Gandhara Sculptures

Gandhara Sculptures, Collection Staatliche Museen zu Berlin, Museum für Asiatische Kunst, installation view, Neue Galerie, Kassel, documenta 14, photo: Mathias Völzke

Head of a fasting Buddha (second–third century CE)

There are over 5,000 kilometers between Athens and Kabul in Afghanistan, between Rome and Peshawar in Pakistan. Despite these great distances, intensive cultural contact between the East and the West took place in ancient times. Between the first and fifth centuries of our time, Gandhara art flourished in the area that is northwest Pakistan today. In their Buddhist sculptures, Mediterranean antique, at that time excitingly contemporary, melded with Indian and Iranian influences to create a harmonious whole. A Buddha between Corinthian columns, a Heracles as Buddha’s companion appeared natural in this early Buddhist pictorial world. This cosmopolitan visual language was made possible in service of an Indian religion through the expansion of the Hellenistic empires to the very heart of Central Asia (fourth century through the first century BC), through migrations of different “Hellenized” people from Central to South Asia, and finally through the rapid increase in trade of the Imperium Romanum with India (from the first century AD). Gandhara was integrated in the Silk Road network. The steady influx of people of different characters, of ideas and forms, made Gandhara an early stage for global networking.


Siddhartha Gautama ends his fasting (second–third century CE); Mara’s attack (second–third century CE); Buddha preaching from town to town (second–third century CE)

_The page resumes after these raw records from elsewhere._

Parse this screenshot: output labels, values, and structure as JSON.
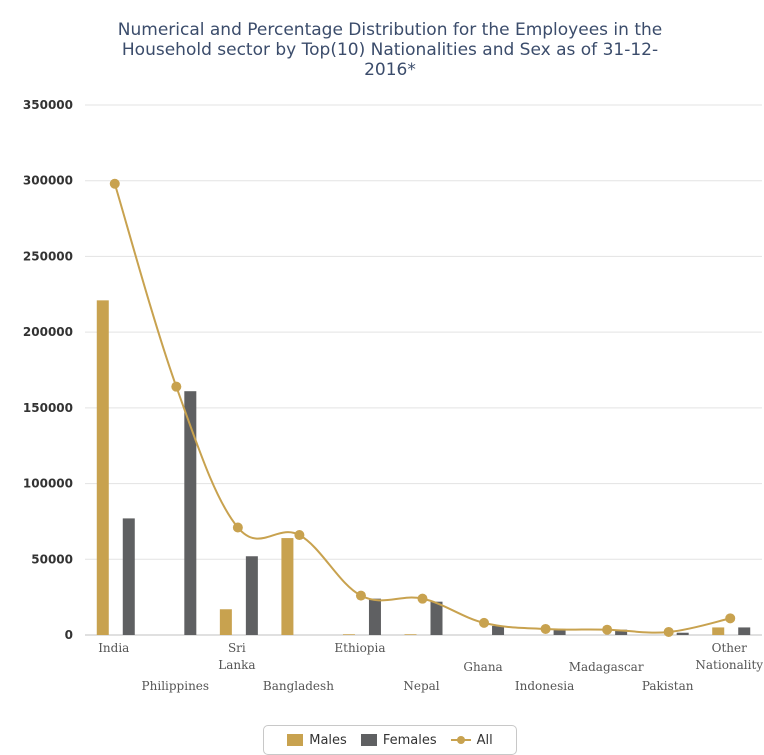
{
  "chart_data": {
    "type": "bar",
    "title_lines": [
      "Numerical and Percentage Distribution for the Employees in the",
      "Household sector by Top(10) Nationalities and Sex as of 31-12-",
      "2016*"
    ],
    "categories": [
      [
        "India"
      ],
      [
        "Philippines"
      ],
      [
        "Sri",
        "Lanka"
      ],
      [
        "Bangladesh"
      ],
      [
        "Ethiopia"
      ],
      [
        "Nepal"
      ],
      [
        "Ghana"
      ],
      [
        "Indonesia"
      ],
      [
        "Madagascar"
      ],
      [
        "Pakistan"
      ],
      [
        "Other",
        "Nationality"
      ]
    ],
    "series": [
      {
        "name": "Males",
        "kind": "bar",
        "color": "#c8a24f",
        "values": [
          221000,
          0,
          17000,
          64000,
          500,
          500,
          0,
          0,
          0,
          0,
          5000
        ]
      },
      {
        "name": "Females",
        "kind": "bar",
        "color": "#5f6062",
        "values": [
          77000,
          161000,
          52000,
          0,
          24000,
          22000,
          6000,
          4000,
          3500,
          1500,
          5000
        ]
      },
      {
        "name": "All",
        "kind": "line",
        "color": "#c8a24f",
        "values": [
          298000,
          164000,
          71000,
          66000,
          26000,
          24000,
          8000,
          4000,
          3500,
          2000,
          11000
        ]
      }
    ],
    "yticks": [
      "0",
      "50000",
      "100000",
      "150000",
      "200000",
      "250000",
      "300000",
      "350000"
    ],
    "ylim": [
      0,
      350000
    ],
    "grid": true,
    "legend_position": "bottom-center"
  }
}
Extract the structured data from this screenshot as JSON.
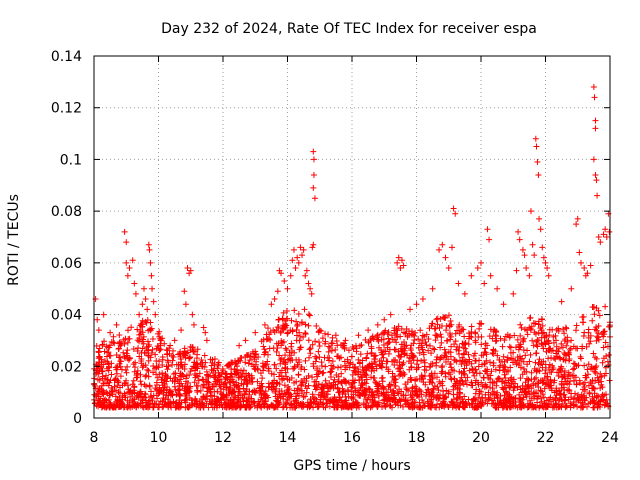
{
  "chart_data": {
    "type": "scatter",
    "title": "Day 232 of 2024, Rate Of TEC Index for receiver espa",
    "xlabel": "GPS time / hours",
    "ylabel": "ROTI / TECUs",
    "xlim": [
      8,
      24
    ],
    "ylim": [
      0,
      0.14
    ],
    "x_ticks": [
      8,
      10,
      12,
      14,
      16,
      18,
      20,
      22,
      24
    ],
    "x_tick_labels": [
      "8",
      "10",
      "12",
      "14",
      "16",
      "18",
      "20",
      "22",
      "24"
    ],
    "y_ticks": [
      0,
      0.02,
      0.04,
      0.06,
      0.08,
      0.1,
      0.12,
      0.14
    ],
    "y_tick_labels": [
      "0",
      "0.02",
      "0.04",
      "0.06",
      "0.08",
      "0.1",
      "0.12",
      "0.14"
    ],
    "grid": true,
    "marker": "+",
    "marker_color": "#ff0000",
    "series": [
      {
        "name": "ROTI",
        "points": [
          [
            8.05,
            0.046
          ],
          [
            8.1,
            0.038
          ],
          [
            8.15,
            0.034
          ],
          [
            8.3,
            0.04
          ],
          [
            8.5,
            0.033
          ],
          [
            8.7,
            0.036
          ],
          [
            8.95,
            0.072
          ],
          [
            9.0,
            0.068
          ],
          [
            9.0,
            0.06
          ],
          [
            9.05,
            0.055
          ],
          [
            9.1,
            0.058
          ],
          [
            9.2,
            0.061
          ],
          [
            9.25,
            0.052
          ],
          [
            9.3,
            0.048
          ],
          [
            9.4,
            0.04
          ],
          [
            9.5,
            0.044
          ],
          [
            9.55,
            0.05
          ],
          [
            9.6,
            0.046
          ],
          [
            9.65,
            0.042
          ],
          [
            9.7,
            0.067
          ],
          [
            9.72,
            0.065
          ],
          [
            9.75,
            0.06
          ],
          [
            9.78,
            0.055
          ],
          [
            9.8,
            0.05
          ],
          [
            9.85,
            0.045
          ],
          [
            9.9,
            0.04
          ],
          [
            10.5,
            0.03
          ],
          [
            10.7,
            0.034
          ],
          [
            10.8,
            0.049
          ],
          [
            10.85,
            0.044
          ],
          [
            10.9,
            0.058
          ],
          [
            10.95,
            0.056
          ],
          [
            11.0,
            0.057
          ],
          [
            11.05,
            0.04
          ],
          [
            11.1,
            0.036
          ],
          [
            11.4,
            0.035
          ],
          [
            11.45,
            0.033
          ],
          [
            11.5,
            0.03
          ],
          [
            12.5,
            0.028
          ],
          [
            12.7,
            0.03
          ],
          [
            13.0,
            0.033
          ],
          [
            13.3,
            0.036
          ],
          [
            13.5,
            0.044
          ],
          [
            13.6,
            0.046
          ],
          [
            13.7,
            0.049
          ],
          [
            13.75,
            0.057
          ],
          [
            13.8,
            0.056
          ],
          [
            13.9,
            0.053
          ],
          [
            14.0,
            0.05
          ],
          [
            14.1,
            0.055
          ],
          [
            14.15,
            0.061
          ],
          [
            14.2,
            0.065
          ],
          [
            14.25,
            0.058
          ],
          [
            14.3,
            0.062
          ],
          [
            14.35,
            0.06
          ],
          [
            14.4,
            0.066
          ],
          [
            14.45,
            0.063
          ],
          [
            14.5,
            0.065
          ],
          [
            14.55,
            0.055
          ],
          [
            14.6,
            0.057
          ],
          [
            14.65,
            0.052
          ],
          [
            14.7,
            0.05
          ],
          [
            14.75,
            0.048
          ],
          [
            14.77,
            0.066
          ],
          [
            14.8,
            0.067
          ],
          [
            14.8,
            0.103
          ],
          [
            14.82,
            0.1
          ],
          [
            14.82,
            0.094
          ],
          [
            14.8,
            0.089
          ],
          [
            14.85,
            0.085
          ],
          [
            15.0,
            0.034
          ],
          [
            15.5,
            0.032
          ],
          [
            15.8,
            0.03
          ],
          [
            16.2,
            0.032
          ],
          [
            16.5,
            0.034
          ],
          [
            16.8,
            0.036
          ],
          [
            17.0,
            0.038
          ],
          [
            17.2,
            0.04
          ],
          [
            17.4,
            0.06
          ],
          [
            17.45,
            0.062
          ],
          [
            17.5,
            0.058
          ],
          [
            17.55,
            0.061
          ],
          [
            17.6,
            0.059
          ],
          [
            17.8,
            0.042
          ],
          [
            18.0,
            0.044
          ],
          [
            18.2,
            0.046
          ],
          [
            18.5,
            0.05
          ],
          [
            18.7,
            0.065
          ],
          [
            18.8,
            0.067
          ],
          [
            18.9,
            0.062
          ],
          [
            19.0,
            0.058
          ],
          [
            19.1,
            0.066
          ],
          [
            19.15,
            0.081
          ],
          [
            19.2,
            0.079
          ],
          [
            19.3,
            0.052
          ],
          [
            19.5,
            0.048
          ],
          [
            19.7,
            0.055
          ],
          [
            19.9,
            0.058
          ],
          [
            20.0,
            0.06
          ],
          [
            20.1,
            0.052
          ],
          [
            20.2,
            0.073
          ],
          [
            20.25,
            0.069
          ],
          [
            20.3,
            0.055
          ],
          [
            20.5,
            0.05
          ],
          [
            20.7,
            0.044
          ],
          [
            21.0,
            0.048
          ],
          [
            21.1,
            0.057
          ],
          [
            21.15,
            0.072
          ],
          [
            21.2,
            0.069
          ],
          [
            21.3,
            0.065
          ],
          [
            21.35,
            0.063
          ],
          [
            21.4,
            0.058
          ],
          [
            21.5,
            0.055
          ],
          [
            21.55,
            0.08
          ],
          [
            21.6,
            0.067
          ],
          [
            21.65,
            0.063
          ],
          [
            21.7,
            0.108
          ],
          [
            21.72,
            0.105
          ],
          [
            21.75,
            0.099
          ],
          [
            21.78,
            0.094
          ],
          [
            21.8,
            0.077
          ],
          [
            21.85,
            0.073
          ],
          [
            21.9,
            0.066
          ],
          [
            21.95,
            0.062
          ],
          [
            22.0,
            0.06
          ],
          [
            22.05,
            0.058
          ],
          [
            22.1,
            0.055
          ],
          [
            22.5,
            0.045
          ],
          [
            22.8,
            0.05
          ],
          [
            22.95,
            0.075
          ],
          [
            23.0,
            0.077
          ],
          [
            23.05,
            0.064
          ],
          [
            23.1,
            0.06
          ],
          [
            23.2,
            0.058
          ],
          [
            23.25,
            0.055
          ],
          [
            23.3,
            0.056
          ],
          [
            23.4,
            0.059
          ],
          [
            23.5,
            0.128
          ],
          [
            23.52,
            0.124
          ],
          [
            23.55,
            0.115
          ],
          [
            23.55,
            0.112
          ],
          [
            23.5,
            0.1
          ],
          [
            23.55,
            0.094
          ],
          [
            23.58,
            0.092
          ],
          [
            23.6,
            0.086
          ],
          [
            23.65,
            0.07
          ],
          [
            23.7,
            0.068
          ],
          [
            23.8,
            0.071
          ],
          [
            23.85,
            0.073
          ],
          [
            23.9,
            0.07
          ],
          [
            23.95,
            0.079
          ],
          [
            23.98,
            0.072
          ]
        ]
      }
    ]
  }
}
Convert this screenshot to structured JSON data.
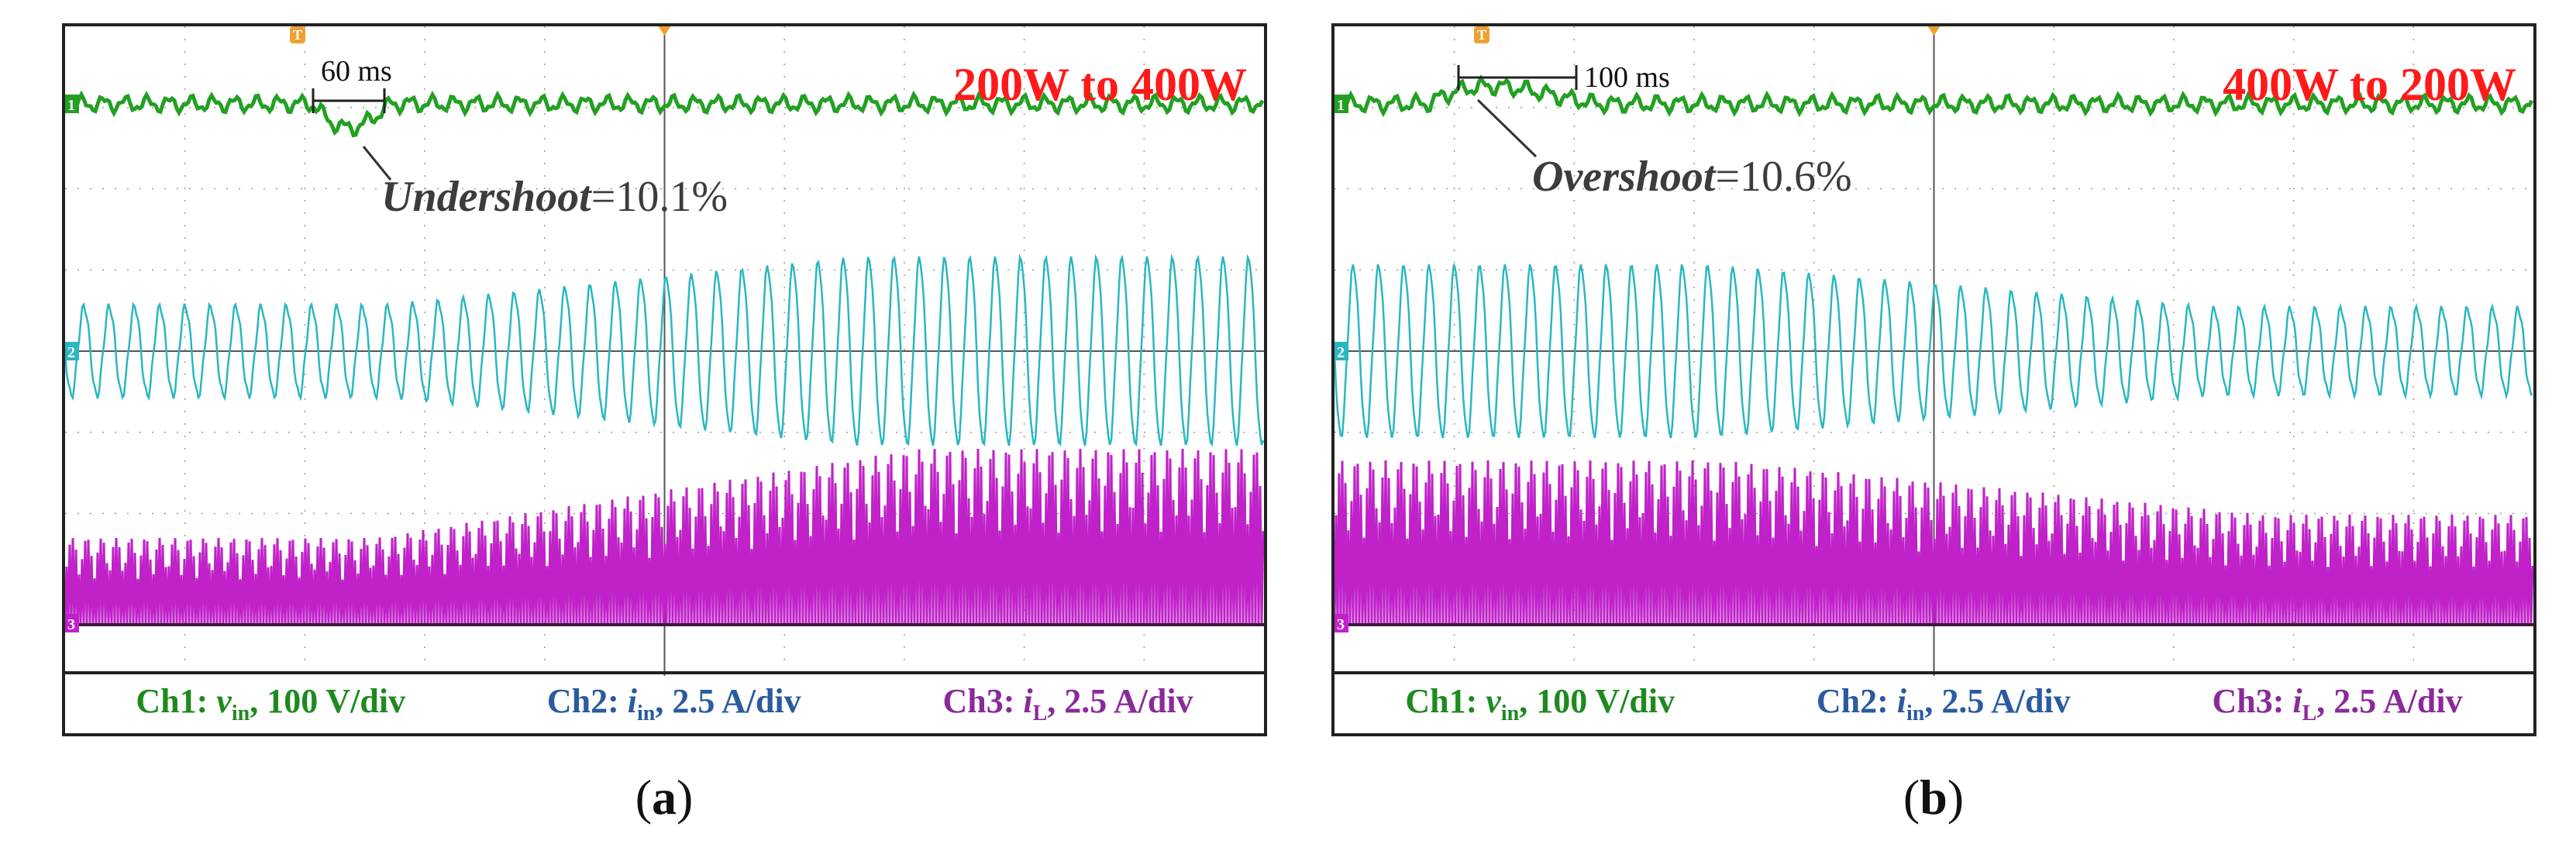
{
  "chart_data": [
    {
      "type": "line",
      "panel_label": "a",
      "title": "200W to 400W",
      "annotation_time": "60 ms",
      "annotation_label": "Undershoot",
      "annotation_value": "=10.1%",
      "series": [
        {
          "name": "Ch1",
          "signal": "v",
          "signal_sub": "in",
          "scale": "100 V/div",
          "color": "#22a022"
        },
        {
          "name": "Ch2",
          "signal": "i",
          "signal_sub": "in",
          "scale": "2.5 A/div",
          "color": "#2ab7c0"
        },
        {
          "name": "Ch3",
          "signal": "i",
          "signal_sub": "L",
          "scale": "2.5 A/div",
          "color": "#c021c9"
        }
      ]
    },
    {
      "type": "line",
      "panel_label": "b",
      "title": "400W to 200W",
      "annotation_time": "100 ms",
      "annotation_label": "Overshoot",
      "annotation_value": "=10.6%",
      "series": [
        {
          "name": "Ch1",
          "signal": "v",
          "signal_sub": "in",
          "scale": "100 V/div",
          "color": "#22a022"
        },
        {
          "name": "Ch2",
          "signal": "i",
          "signal_sub": "in",
          "scale": "2.5 A/div",
          "color": "#2ab7c0"
        },
        {
          "name": "Ch3",
          "signal": "i",
          "signal_sub": "L",
          "scale": "2.5 A/div",
          "color": "#c021c9"
        }
      ]
    }
  ],
  "colors": {
    "title": "#ff1a1a",
    "annotation": "#3c3c3c",
    "grid": "#9a9a9a",
    "marker": "#f0a030"
  }
}
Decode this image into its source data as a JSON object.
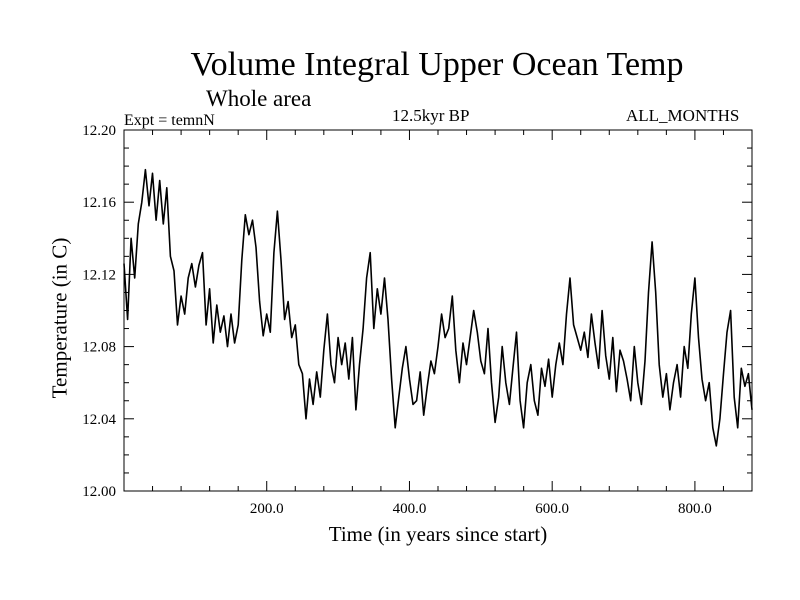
{
  "chart_data": {
    "type": "line",
    "title": "Volume Integral Upper Ocean Temp",
    "subtitle": "Whole area",
    "experiment": "Expt = temnN",
    "period": "12.5kyr BP",
    "months": "ALL_MONTHS",
    "xlabel": "Time (in years since start)",
    "ylabel": "Temperature (in C)",
    "xlim": [
      0,
      880
    ],
    "ylim": [
      12.0,
      12.2
    ],
    "xticks": [
      200,
      400,
      600,
      800
    ],
    "xtick_labels": [
      "200.0",
      "400.0",
      "600.0",
      "800.0"
    ],
    "yticks": [
      12.0,
      12.04,
      12.08,
      12.12,
      12.16,
      12.2
    ],
    "ytick_labels": [
      "12.00",
      "12.04",
      "12.08",
      "12.12",
      "12.16",
      "12.20"
    ],
    "grid": false,
    "series": [
      {
        "name": "Volume integral upper ocean temperature",
        "color": "#000000",
        "x": [
          0,
          5,
          10,
          15,
          20,
          25,
          30,
          35,
          40,
          45,
          50,
          55,
          60,
          65,
          70,
          75,
          80,
          85,
          90,
          95,
          100,
          105,
          110,
          115,
          120,
          125,
          130,
          135,
          140,
          145,
          150,
          155,
          160,
          165,
          170,
          175,
          180,
          185,
          190,
          195,
          200,
          205,
          210,
          215,
          220,
          225,
          230,
          235,
          240,
          245,
          250,
          255,
          260,
          265,
          270,
          275,
          280,
          285,
          290,
          295,
          300,
          305,
          310,
          315,
          320,
          325,
          330,
          335,
          340,
          345,
          350,
          355,
          360,
          365,
          370,
          375,
          380,
          385,
          390,
          395,
          400,
          405,
          410,
          415,
          420,
          425,
          430,
          435,
          440,
          445,
          450,
          455,
          460,
          465,
          470,
          475,
          480,
          485,
          490,
          495,
          500,
          505,
          510,
          515,
          520,
          525,
          530,
          535,
          540,
          545,
          550,
          555,
          560,
          565,
          570,
          575,
          580,
          585,
          590,
          595,
          600,
          605,
          610,
          615,
          620,
          625,
          630,
          635,
          640,
          645,
          650,
          655,
          660,
          665,
          670,
          675,
          680,
          685,
          690,
          695,
          700,
          705,
          710,
          715,
          720,
          725,
          730,
          735,
          740,
          745,
          750,
          755,
          760,
          765,
          770,
          775,
          780,
          785,
          790,
          795,
          800,
          805,
          810,
          815,
          820,
          825,
          830,
          835,
          840,
          845,
          850,
          855,
          860,
          865,
          870,
          875,
          880
        ],
        "values": [
          12.126,
          12.095,
          12.14,
          12.118,
          12.148,
          12.16,
          12.178,
          12.158,
          12.176,
          12.15,
          12.172,
          12.148,
          12.168,
          12.13,
          12.122,
          12.092,
          12.108,
          12.098,
          12.118,
          12.126,
          12.113,
          12.125,
          12.132,
          12.092,
          12.112,
          12.082,
          12.103,
          12.088,
          12.097,
          12.08,
          12.098,
          12.082,
          12.092,
          12.128,
          12.153,
          12.142,
          12.15,
          12.135,
          12.105,
          12.086,
          12.098,
          12.088,
          12.132,
          12.155,
          12.128,
          12.095,
          12.105,
          12.085,
          12.092,
          12.07,
          12.065,
          12.04,
          12.062,
          12.048,
          12.066,
          12.052,
          12.078,
          12.098,
          12.07,
          12.06,
          12.085,
          12.07,
          12.082,
          12.062,
          12.085,
          12.045,
          12.07,
          12.09,
          12.118,
          12.132,
          12.09,
          12.112,
          12.098,
          12.118,
          12.095,
          12.062,
          12.035,
          12.052,
          12.068,
          12.08,
          12.062,
          12.048,
          12.05,
          12.066,
          12.042,
          12.058,
          12.072,
          12.065,
          12.08,
          12.098,
          12.085,
          12.09,
          12.108,
          12.078,
          12.06,
          12.082,
          12.07,
          12.085,
          12.1,
          12.088,
          12.072,
          12.065,
          12.09,
          12.06,
          12.038,
          12.052,
          12.08,
          12.06,
          12.048,
          12.068,
          12.088,
          12.05,
          12.035,
          12.06,
          12.07,
          12.05,
          12.042,
          12.068,
          12.058,
          12.073,
          12.052,
          12.07,
          12.082,
          12.07,
          12.098,
          12.118,
          12.092,
          12.085,
          12.078,
          12.088,
          12.074,
          12.098,
          12.082,
          12.068,
          12.1,
          12.075,
          12.062,
          12.085,
          12.055,
          12.078,
          12.072,
          12.062,
          12.05,
          12.08,
          12.06,
          12.048,
          12.072,
          12.11,
          12.138,
          12.11,
          12.07,
          12.052,
          12.065,
          12.045,
          12.06,
          12.07,
          12.052,
          12.08,
          12.068,
          12.098,
          12.118,
          12.085,
          12.062,
          12.05,
          12.06,
          12.035,
          12.025,
          12.04,
          12.065,
          12.088,
          12.1,
          12.052,
          12.035,
          12.068,
          12.058,
          12.065,
          12.045
        ]
      }
    ]
  }
}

The art of Gandhara shows Buddha as an unadorned monk with bun-like knots on his head and a sweep of hair across his forehead. The elongated earlobes, which have been left behind by ear jewelry that has been removed, are signs of his renunciation of the world. Initially, Buddha attempted years-long fasting. He was emaciated to the bone. However, this extreme self-denial did not release him from unwanted passions. As a path to inner peace, the former prince developed a softer method, the “middle way:” sitting still in breathing contemplation (meditation), combined with ethical action. Before he became Buddha, the Awakened, through this method, he had to withstand the temptations of Mara (Lord over the world of the senses and passions). Mara disturbed Buddha’s meditation with restlessness. He frightened him with grimacing faces, noise, threatened him with violence, sent him sensual temptations in the form of his daughters. Through these methods, he sought to keep him from his spiritual breakthrough. Yet, as the scene of the attack by Mara shows, the meditating Buddha formed an aura of peace around himself that Mara was no longer able to disturb. Buddha attained enlightenment. Soon thereafter, the Blessed One traveled as a respected beggar monk and wandering preacher, proclaiming the “middle way.” Buddhism was born with the first conversions.